Ces indicateurs comprennent :

  1. Pourcentage de nourrissons, nés de femmes séropositives au VIH, infectés avant 18 mois
  2. Pourcentage d'adultes et d'enfants vivant avec le VIH sous traitement 12 mois après le début de la thérapie antirétrovirale
  3. Pourcentage d’adultes et d’enfants éligibles, vivant avec le sida et bénéficiant actuellement d'une thérapie antirétrovirale
  4. Pourcentage des travailleurs du sexe féminins qui déclarent avoir utilisé un préservatif lors des rapports sexuels avec leur dernier client
  5. Pourcentage des hommes qui déclarent avoir utilisé un préservatif lors de leurs dernières relations sexuelles anales avec un homme
  6. Pourcentage de patients aux prises avec une co-infection tuberculose/VIH recevant un traitement pour les deux maladies.

Dans le cadre de ce modèle, des subventions globales sont allouées, fournissant ainsi au gouvernement du Rwanda un soutien budgétaire qui lui offre une certaine souplesse dans la façon de dépenser les fonds, les économies réalisées étant réinvesties dans la riposte nationale.

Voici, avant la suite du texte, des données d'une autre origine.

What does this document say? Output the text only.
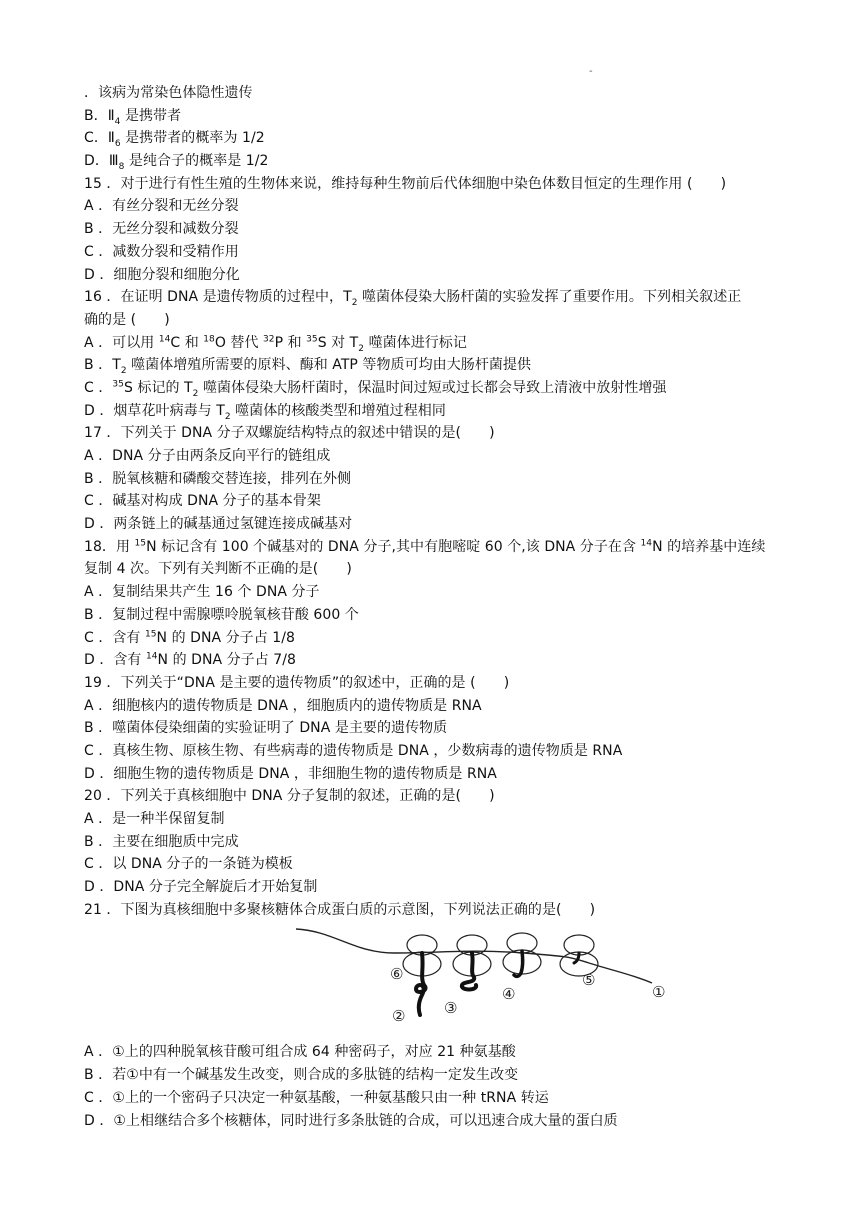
-
．该病为常染色体隐性遗传
B．$Ⅱ_4$ 是携带者
C．$Ⅱ_6$ 是携带者的概率为 1/2
D．$Ⅲ_8$ 是纯合子的概率是 1/2
15 ．对于进行有性生殖的生物体来说，维持每种生物前后代体细胞中染色体数目恒定的生理作用 (　　)
A ．有丝分裂和无丝分裂
B ．无丝分裂和减数分裂
C ．减数分裂和受精作用
D ．细胞分裂和细胞分化
16 ．在证明 DNA 是遗传物质的过程中，$T_2$ 噬菌体侵染大肠杆菌的实验发挥了重要作用。下列相关叙述正
确的是 (　　)
A ．可以用 $^{14}$C 和 $^{18}$O 替代 $^{32}$P 和 $^{35}$S 对 $T_2$ 噬菌体进行标记
B ．$T_2$ 噬菌体增殖所需要的原料、酶和 ATP 等物质可均由大肠杆菌提供
C ．$^{35}$S 标记的 $T_2$ 噬菌体侵染大肠杆菌时，保温时间过短或过长都会导致上清液中放射性增强
D ．烟草花叶病毒与 $T_2$ 噬菌体的核酸类型和增殖过程相同
17 ．下列关于 DNA 分子双螺旋结构特点的叙述中错误的是(　　)
A ．DNA 分子由两条反向平行的链组成
B ．脱氧核糖和磷酸交替连接，排列在外侧
C ．碱基对构成 DNA 分子的基本骨架
D ．两条链上的碱基通过氢键连接成碱基对
18．用 $^{15}$N 标记含有 100 个碱基对的 DNA 分子,其中有胞嘧啶 60 个,该 DNA 分子在含 $^{14}$N 的培养基中连续
复制 4 次。下列有关判断不正确的是(　　)
A ．复制结果共产生 16 个 DNA 分子
B ．复制过程中需腺嘌呤脱氧核苷酸 600 个
C ．含有 $^{15}$N 的 DNA 分子占 1/8
D ．含有 $^{14}$N 的 DNA 分子占 7/8
19 ．下列关于“DNA 是主要的遗传物质”的叙述中，正确的是 (　　)
A ．细胞核内的遗传物质是 DNA ，细胞质内的遗传物质是 RNA
B ．噬菌体侵染细菌的实验证明了 DNA 是主要的遗传物质
C ．真核生物、原核生物、有些病毒的遗传物质是 DNA ，少数病毒的遗传物质是 RNA
D ．细胞生物的遗传物质是 DNA ，非细胞生物的遗传物质是 RNA
20 ．下列关于真核细胞中 DNA 分子复制的叙述，正确的是(　　)
A ．是一种半保留复制
B ．主要在细胞质中完成
C ．以 DNA 分子的一条链为模板
D ．DNA 分子完全解旋后才开始复制
21 ．下图为真核细胞中多聚核糖体合成蛋白质的示意图，下列说法正确的是(　　)
①
②	③
④
⑤
⑥
A ．①上的四种脱氧核苷酸可组合成 64 种密码子，对应 21 种氨基酸
B ．若①中有一个碱基发生改变，则合成的多肽链的结构一定发生改变
C ．①上的一个密码子只决定一种氨基酸，一种氨基酸只由一种 tRNA 转运
D ．①上相继结合多个核糖体，同时进行多条肽链的合成，可以迅速合成大量的蛋白质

Les subventions du Fonds mondial seront regroupées avec celles d'autres partenaires au développement, contribuant ainsi à une mise en œuvre complète et efficace du plan stratégique national (PSN) du Rwanda concernant le VIH. Les résultats et les décaissements subséquents des subventions seront évalués sur la base de la réalisation des six indicateurs, après un examen annuel du Fonds mondial, des partenaires techniques et du gouvernement rwandais. Si le Rwanda remplit entièrement ses objectifs, il pourrait avoir accès à une aide allant jusqu’à $204 millions au cours des deux prochaines années.

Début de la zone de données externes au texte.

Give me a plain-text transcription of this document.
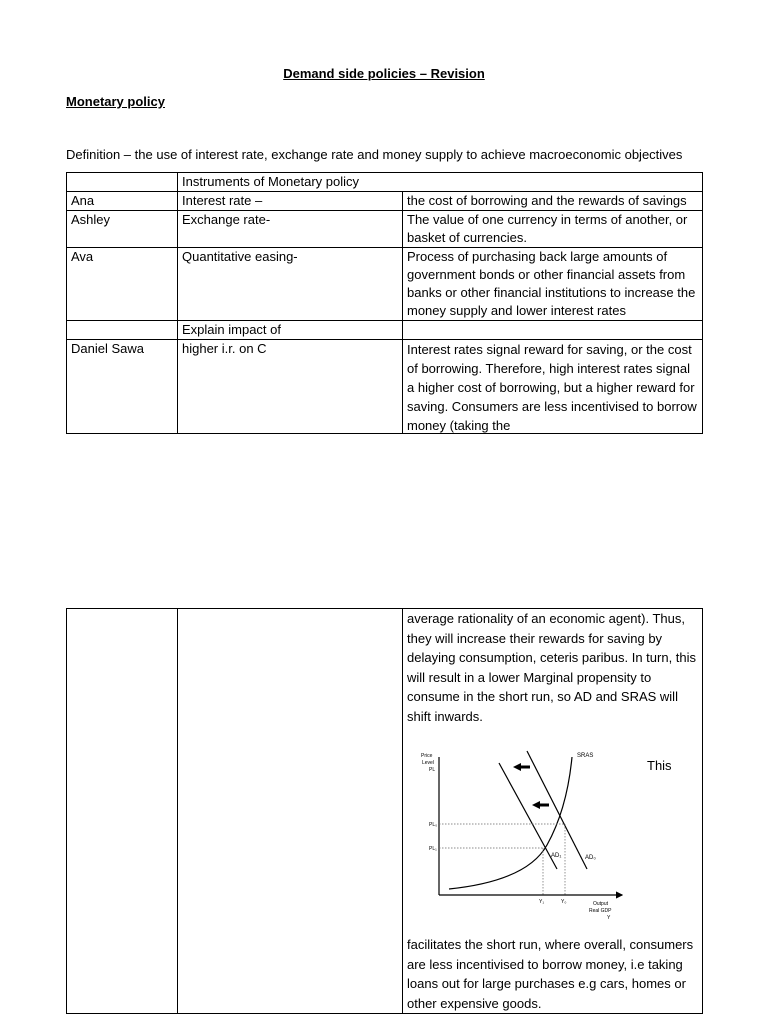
Demand side policies – Revision
Monetary policy
Definition – the use of interest rate, exchange rate and money supply to achieve macroeconomic objectives
	Instruments of Monetary policy	
Ana	Interest rate –	the cost of borrowing and the rewards of savings
Ashley	Exchange rate-	The value of one currency in terms of another, or basket of currencies.
Ava	Quantitative easing-	Process of purchasing back large amounts of government bonds or other financial assets from banks or other financial institutions to increase the money supply and lower interest rates
	Explain impact of	
Daniel Sawa	higher i.r. on C	Interest rates signal reward for saving, or the cost of borrowing. Therefore, high interest rates signal a higher cost of borrowing, but a higher reward for saving. Consumers are less incentivised to borrow money (taking the

average rationality of an economic agent). Thus, they will increase their rewards for saving by delaying consumption, ceteris paribus. In turn, this will result in a lower Marginal propensity to consume in the short run, so AD and SRAS will shift inwards.
Price
Level
PL
Output
Real GDP
Y
SRAS
AD₁	AD₀
PL₀
PL₁
Y₁	Y₀
This
facilitates the short run, where overall, consumers are less incentivised to borrow money, i.e taking loans out for large purchases e.g cars, homes or other expensive goods.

Selon le PSN, le financement soutient l’élargissement de l’accès aux antirétroviraux à toutes les personnes éligibles selon les nouvelles lignes directrices adoptées par l’OMS en 2013. L’introduction des nouveaux critères d'éligibilité signifiera au départ que le pourcentage de couverture au Rwanda passe de 91,6 % à environ 78 % des adultes qui y sont admissibles, juste en dessous des niveaux de couverture universelle. Les objectifs pour les deux prochaines années seront d’étendre à nouveau la couverture pour atteindre 90% des adultes éligibles.

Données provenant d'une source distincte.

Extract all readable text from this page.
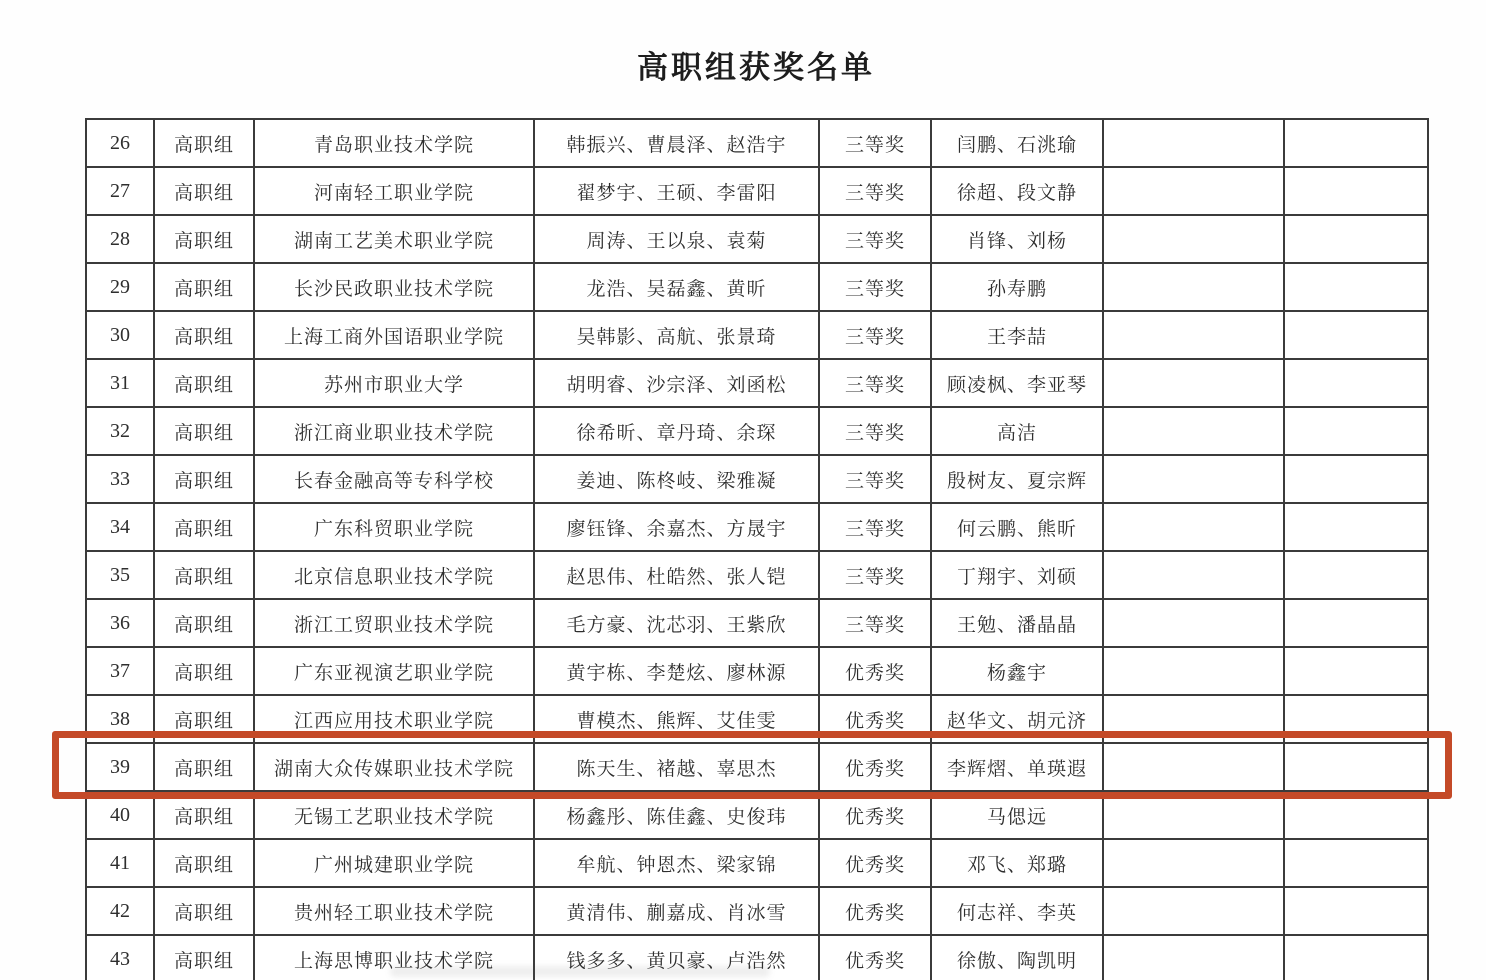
高职组获奖名单
26	高职组	青岛职业技术学院	韩振兴、曹晨泽、赵浩宇	三等奖	闫鹏、石洮瑜		
27	高职组	河南轻工职业学院	翟梦宇、王硕、李雷阳	三等奖	徐超、段文静		
28	高职组	湖南工艺美术职业学院	周涛、王以泉、袁菊	三等奖	肖锋、刘杨		
29	高职组	长沙民政职业技术学院	龙浩、吴磊鑫、黄昕	三等奖	孙寿鹏		
30	高职组	上海工商外国语职业学院	吴韩影、高航、张景琦	三等奖	王李喆		
31	高职组	苏州市职业大学	胡明睿、沙宗泽、刘函松	三等奖	顾凌枫、李亚琴		
32	高职组	浙江商业职业技术学院	徐希昕、章丹琦、余琛	三等奖	高洁		
33	高职组	长春金融高等专科学校	姜迪、陈柊岐、梁雅凝	三等奖	殷树友、夏宗辉		
34	高职组	广东科贸职业学院	廖钰锋、余嘉杰、方晟宇	三等奖	何云鹏、熊昕		
35	高职组	北京信息职业技术学院	赵思伟、杜皓然、张人铠	三等奖	丁翔宇、刘硕		
36	高职组	浙江工贸职业技术学院	毛方豪、沈芯羽、王紫欣	三等奖	王勉、潘晶晶		
37	高职组	广东亚视演艺职业学院	黄宇栋、李楚炫、廖林源	优秀奖	杨鑫宇		
38	高职组	江西应用技术职业学院	曹模杰、熊辉、艾佳雯	优秀奖	赵华文、胡元济		
39	高职组	湖南大众传媒职业技术学院	陈天生、褚越、辜思杰	优秀奖	李辉熠、单瑛遐		
40	高职组	无锡工艺职业技术学院	杨鑫彤、陈佳鑫、史俊玮	优秀奖	马偲远		
41	高职组	广州城建职业学院	牟航、钟恩杰、梁家锦	优秀奖	邓飞、郑璐		
42	高职组	贵州轻工职业技术学院	黄清伟、蒯嘉成、肖冰雪	优秀奖	何志祥、李英		
43	高职组	上海思博职业技术学院	钱多多、黄贝豪、卢浩然	优秀奖	徐傲、陶凯明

 Pour la même période, les groupes les plus à risque, particulièrement les travailleuses du sexe et les hommes ayant des rapports homosexuels, qui constituent à eux deux 25% de toutes les nouvelles infections au Rwanda, ont été identifiés comme des cibles prioritaires dans la stratégie VIH nationale.

La décision de faire du Rwanda le pays pilote du modèle de financement axé sur les résultats a été prise parallèlement à une évaluation conjointe de la stratégie nationale (Joint Assessment of National Health Strategies ou JANS) pour la période 2013-2018. Le rapport d'évaluation a salué les forces du PSN, sans oublier de mettre en évidence les faiblesses liées à la capacité du Ministère de la santé à exécuter ce plan dans son intégralité. Parmi les préoccupations, on peut citer les faiblesses concernant le recrutement et la rétention du personnel qualifié dans le système de santé publique ainsi que la fourniture et la distribution des produits sanitaires, notamment les antirétroviraux.  Le coût global du PSN – pris en charge en grande partie par les bailleurs de fonds externes tels que le Fonds mondial - a également fait l'objet de certaines inquiétudes.

*Voir l’article original en anglais. See the original article in English.



[1]Les OMD 4, 5 et 6 sont : 4. Réduire le taux de mortalité infantile, 5. Améliorer la santé maternelle et 6. Combattre le VIH/sida, le paludisme et d'autres maladies.